Rodrigo García C’est comme ça et me faites pas chier

[Théâtre]

Le projet corrosif de Rodrigo García, metteur en scène hispano-argentin connu pour ses invectives poétiques, est tout entier contenu dans le nom de sa compagnie. Le Carniceria Teatro (La Boucherie-Théâtre), basée à Madrid, entend démembrer les moindres préceptes de la dramaturgie traditionnelle à l’aide d’un ustensile dont elle a la maîtrise : un plateau proche de la performance, où les corps, alertes, jouent leur propre sidération face au monde contemporain. Contre un théâtre capitonné, « mort, avec des textes morts, pour un public mort, sans âme » qui abdique, selon Rodrigo García, devant un spectaculaire marchand, une logique publicitaire et un star system pornographe, il impose depuis 1989 un discours nerveux et des chairs à vif.

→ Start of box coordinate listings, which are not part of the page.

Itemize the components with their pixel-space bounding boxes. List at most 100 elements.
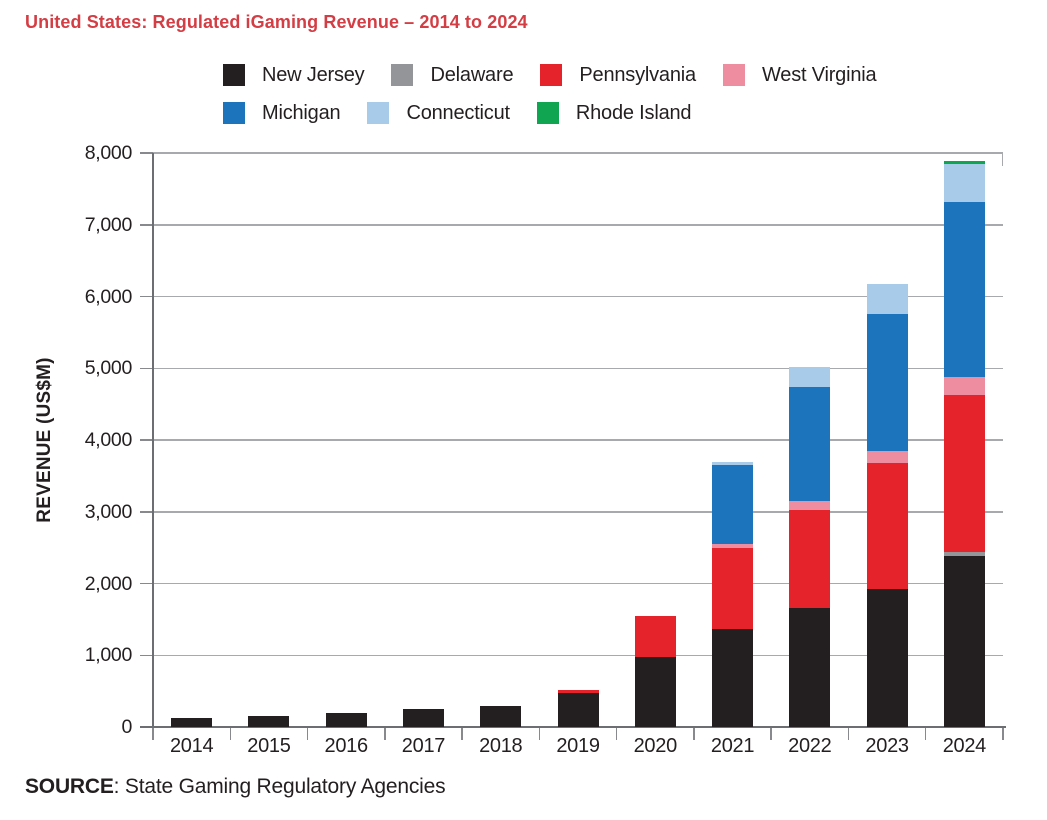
frame-corner-stub bbox=[1001, 153, 1003, 166]
bar-segment-2024-new-jersey bbox=[943, 555, 985, 727]
bar-2021 bbox=[712, 461, 754, 727]
bar-segment-2024-rhode-island bbox=[943, 160, 985, 164]
legend-label: West Virginia bbox=[761, 63, 877, 86]
bar-segment-2017-new-jersey bbox=[402, 709, 444, 727]
legend-label: Rhode Island bbox=[575, 101, 692, 124]
gridline-7000 bbox=[153, 224, 1003, 226]
bar-segment-2023-new-jersey bbox=[866, 589, 908, 727]
bar-segment-2023-west-virginia bbox=[866, 451, 908, 464]
bar-segment-2015-new-jersey bbox=[248, 716, 290, 727]
x-tick-8 bbox=[770, 728, 772, 740]
bar-segment-2024-pennsylvania bbox=[943, 395, 985, 552]
x-tick-1 bbox=[229, 728, 232, 740]
gridline-2000 bbox=[153, 582, 1003, 585]
y-tick-label-3000: 3,000 bbox=[84, 500, 133, 523]
x-tick-label-2019: 2019 bbox=[556, 735, 600, 757]
legend-swatch-icon bbox=[223, 102, 245, 124]
y-tick-label-6000: 6,000 bbox=[84, 285, 133, 308]
source-note: SOURCE: State Gaming Regulatory Agencies bbox=[25, 775, 446, 799]
bar-segment-2019-new-jersey bbox=[557, 693, 599, 727]
legend-swatch-icon bbox=[536, 102, 559, 124]
x-tick-2 bbox=[306, 728, 309, 740]
gridline-1000 bbox=[153, 654, 1003, 656]
source-label: SOURCE bbox=[25, 775, 114, 798]
bar-2020 bbox=[634, 616, 676, 727]
legend-label: Connecticut bbox=[406, 101, 510, 124]
bar-2014 bbox=[171, 718, 213, 727]
y-tick-label-5000: 5,000 bbox=[84, 357, 133, 380]
x-tick-9 bbox=[847, 728, 850, 740]
x-tick-10 bbox=[924, 728, 927, 740]
bar-segment-2016-new-jersey bbox=[325, 712, 367, 727]
legend-row-2: Michigan Connecticut Rhode Island bbox=[223, 99, 692, 127]
gridline-4000 bbox=[153, 439, 1003, 441]
bar-segment-2021-pennsylvania bbox=[712, 548, 754, 630]
y-tick-3000 bbox=[140, 511, 153, 513]
bar-segment-2021-west-virginia bbox=[712, 544, 754, 549]
bar-segment-2022-michigan bbox=[789, 386, 831, 501]
y-tick-5000 bbox=[140, 367, 153, 369]
bar-segment-2024-delaware bbox=[943, 551, 985, 556]
x-tick-label-2018: 2018 bbox=[479, 735, 523, 757]
bar-segment-2020-pennsylvania bbox=[634, 616, 676, 658]
legend-item-connecticut: Connecticut bbox=[367, 101, 510, 125]
bar-segment-2024-michigan bbox=[943, 201, 985, 377]
x-tick-label-2014: 2014 bbox=[169, 735, 214, 757]
legend-swatch-icon bbox=[367, 102, 390, 124]
bar-segment-2019-pennsylvania bbox=[557, 690, 599, 694]
bar-segment-2021-new-jersey bbox=[712, 629, 754, 727]
bar-segment-2022-connecticut bbox=[789, 366, 831, 387]
y-tick-label-8000: 8,000 bbox=[84, 142, 133, 164]
y-tick-label-0: 0 bbox=[121, 716, 132, 738]
y-tick-1000 bbox=[140, 654, 153, 656]
y-axis-line bbox=[152, 153, 154, 739]
bar-segment-2023-michigan bbox=[866, 314, 908, 452]
x-tick-label-2017: 2017 bbox=[401, 735, 446, 757]
legend-item-west-virginia: West Virginia bbox=[722, 63, 877, 87]
legend-label: Michigan bbox=[262, 101, 341, 124]
y-tick-label-7000: 7,000 bbox=[84, 213, 133, 236]
legend-label: Delaware bbox=[430, 63, 514, 86]
x-tick-label-2016: 2016 bbox=[324, 735, 369, 757]
gridline-6000 bbox=[153, 295, 1003, 298]
bar-2016 bbox=[325, 712, 367, 727]
x-tick-4 bbox=[461, 728, 463, 740]
x-tick-label-2020: 2020 bbox=[633, 735, 678, 757]
x-tick-label-2023: 2023 bbox=[865, 735, 909, 757]
legend-label: New Jersey bbox=[262, 63, 365, 86]
legend-item-michigan: Michigan bbox=[223, 101, 341, 125]
source-text: : State Gaming Regulatory Agencies bbox=[113, 775, 446, 798]
bar-segment-2014-new-jersey bbox=[171, 718, 213, 727]
bar-2019 bbox=[557, 690, 599, 727]
bar-2024 bbox=[943, 160, 985, 727]
bar-2017 bbox=[402, 709, 444, 727]
gridline-3000 bbox=[153, 511, 1003, 513]
legend-item-new-jersey: New Jersey bbox=[223, 63, 365, 87]
y-tick-7000 bbox=[140, 224, 153, 226]
y-tick-label-2000: 2,000 bbox=[84, 572, 133, 595]
y-tick-label-1000: 1,000 bbox=[84, 644, 133, 667]
x-tick-6 bbox=[615, 728, 618, 740]
legend-swatch-icon bbox=[391, 64, 414, 86]
x-tick-label-2022: 2022 bbox=[788, 735, 832, 757]
chart-title: United States: Regulated iGaming Revenue… bbox=[25, 12, 528, 32]
x-tick-label-2015: 2015 bbox=[247, 735, 291, 757]
y-tick-6000 bbox=[140, 295, 153, 298]
y-tick-8000 bbox=[140, 152, 153, 154]
bar-segment-2024-connecticut bbox=[943, 163, 985, 202]
gridline-5000 bbox=[153, 367, 1003, 369]
bar-segment-2022-west-virginia bbox=[789, 500, 831, 510]
bar-segment-2024-west-virginia bbox=[943, 376, 985, 396]
legend-item-pennsylvania: Pennsylvania bbox=[540, 64, 696, 87]
bar-2023 bbox=[866, 284, 908, 727]
y-tick-label-4000: 4,000 bbox=[84, 429, 133, 451]
legend-row-1: New Jersey Delaware Pennsylvania West Virgi… bbox=[223, 61, 877, 89]
y-tick-4000 bbox=[140, 439, 153, 441]
x-tick-5 bbox=[538, 728, 541, 740]
x-tick-label-2021: 2021 bbox=[710, 735, 755, 757]
bar-segment-2023-connecticut bbox=[866, 284, 908, 315]
bar-segment-2020-new-jersey bbox=[634, 657, 676, 727]
bar-segment-2022-new-jersey bbox=[789, 607, 831, 727]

Moins éruptif et plus intimiste que ses manifestes Et balancez mes cendres sur Mickey (2007) ou Versus (2009), sa nouvelle création, C’est comme ça et me faites pas chier, s’empare de l’élément fondamental de la dramaturgie occidentale : la parole. Dans cette ode au langage, qui mêle pensées philosophiques et description des fresques de Masaccio, l’acteur Melchior Derouet endosse les heurts des mots pour révéler leur inaptitude puissante, tragique à saisir le réel. Face aux spectateurs qui, comme souvent chez Rodrigo García, sont moins sensibilisés que responsabilisés, Rodrigo García réactive la figure ancestrale du voyant capable de guider les individus entre de nouveaux leurres, produits en masse.